The second SC, let it call periodic SC, requires additionally a time period. Within the given period, the periodic SC can run up to the specified time quantum. If the quantum of the SC gets depleted, it will be refilled -not- before the start of the next period. With this extra period configuration, we can express the mentioned 25% CPU time of the example - e.g. a quantum of 5ms in a period of 20ms. When the quantum of the periodic SC got depleted, the component still can continue to run on the normal SC, which is however subject to the normal fixed priority scheme.

Within one day a first experimental change to the NOVA kernel and Genode's core was usable. After some more days of testing it actually looked good. In the kernel the delayed re-filling of a quantum for a periodic SC has been added. In core the evaluation of the "CPU" resource parameter and the setup of the periodic SC have been added.

The testing

And now - does it actually help to mitigate our stutter issue for audio ?

First we have to add to our audio components a CPU quantum:

-<launcher pkg="cnuke/pkg/bsd_audio_drv/2019-01-13">
+<launcher cpu="10" pkg="cnuke/pkg/bsd_audio_drv/2019-01-13">
   <config recording="false">
     <mixer field="outputs.master" value="128"/>
   </config>
-<launcher pkg="cnuke/pkg/audio_player/2019-01-14">
+<launcher cpu="10" pkg="cnuke/pkg/audio_player/2019-01-14">
   <!-- paused, playing, stopped -->
   <config state="paused">
     <report progress="yes" interval="10" playlist="yes"/>
-<launcher pkg="cnuke/pkg/mixer/2019-01-13">
+<launcher cpu="10" pkg="cnuke/pkg/mixer/2019-01-13">
   <config>
     <default out_volume="100" volume="75"/>
   </config>

After a rebuild of Sculpt VC and a reboot, it became not better - damn - still stuttering during pressing of F12.

After some while I noticed, that the CPU value is actually not evaluated by our sculpt_manager.
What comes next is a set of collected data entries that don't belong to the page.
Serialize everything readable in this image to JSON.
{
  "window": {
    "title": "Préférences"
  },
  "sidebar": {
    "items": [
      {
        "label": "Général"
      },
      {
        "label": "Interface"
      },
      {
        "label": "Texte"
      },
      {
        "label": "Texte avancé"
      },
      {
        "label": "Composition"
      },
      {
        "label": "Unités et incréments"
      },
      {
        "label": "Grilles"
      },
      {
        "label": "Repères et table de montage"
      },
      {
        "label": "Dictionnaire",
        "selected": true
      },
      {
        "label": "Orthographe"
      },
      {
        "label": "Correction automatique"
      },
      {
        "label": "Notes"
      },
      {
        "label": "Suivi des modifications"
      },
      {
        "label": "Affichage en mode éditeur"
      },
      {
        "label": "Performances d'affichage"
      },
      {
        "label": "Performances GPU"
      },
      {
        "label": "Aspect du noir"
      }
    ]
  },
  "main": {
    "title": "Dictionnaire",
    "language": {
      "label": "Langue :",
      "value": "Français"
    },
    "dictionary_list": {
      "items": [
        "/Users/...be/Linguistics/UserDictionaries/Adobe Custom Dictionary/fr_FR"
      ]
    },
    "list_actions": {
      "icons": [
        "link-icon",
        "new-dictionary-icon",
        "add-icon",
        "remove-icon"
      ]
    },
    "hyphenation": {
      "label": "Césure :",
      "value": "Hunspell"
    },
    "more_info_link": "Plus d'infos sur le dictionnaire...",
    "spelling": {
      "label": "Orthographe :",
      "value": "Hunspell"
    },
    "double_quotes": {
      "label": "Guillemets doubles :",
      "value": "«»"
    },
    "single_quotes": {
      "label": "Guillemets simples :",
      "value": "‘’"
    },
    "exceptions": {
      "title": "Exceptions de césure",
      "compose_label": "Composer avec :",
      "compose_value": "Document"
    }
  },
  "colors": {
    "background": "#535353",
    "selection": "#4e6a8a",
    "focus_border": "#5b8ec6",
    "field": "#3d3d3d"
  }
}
The sculpt_manager actually transform the launcher code into the normal init <start ...> syntax. Ok, that is no big deal, just implement it by a small patch which is part of my audio branch.

Again. Sculpt VC image re-build. Copying image to USB.

Unplug USB from dev machine. Plug USB to test machine. Power on test machine.

Waiting ...

Clicking at "+" to start audio_drv, then the mixer and then audio_player.

Inspect the ram filesystem.

Editing with vim the config/audio_player file, change "paused" to "playing". Store it :w

The feeling

Sound.

Pressing F12

Still sound - .oO - no stutter

Pressing F12 F12

Still sound without stutter - nice !!!

So - it works in principal. Still, there will be sound artifacts, but now it should happen much less. There are several unsolved minor and maybe major issues left, so please consider this branch and the kernel changes as highly experimental. I tested it only on few machines, namely on Lenovo X201, T420 and T460 - but I'm quite happy about the current state and the principal success.

I would be happy about some people testing it and give some feedback - especially your on-target experience would be of value for me.

For interested Genode developers: I adjusted the audio_player.run scenario in the Genode's world repository a bit to be really really evil to the audio subsystem, e.g. using CPU burners. You may use this simpler scenario then Sculpt for experiments.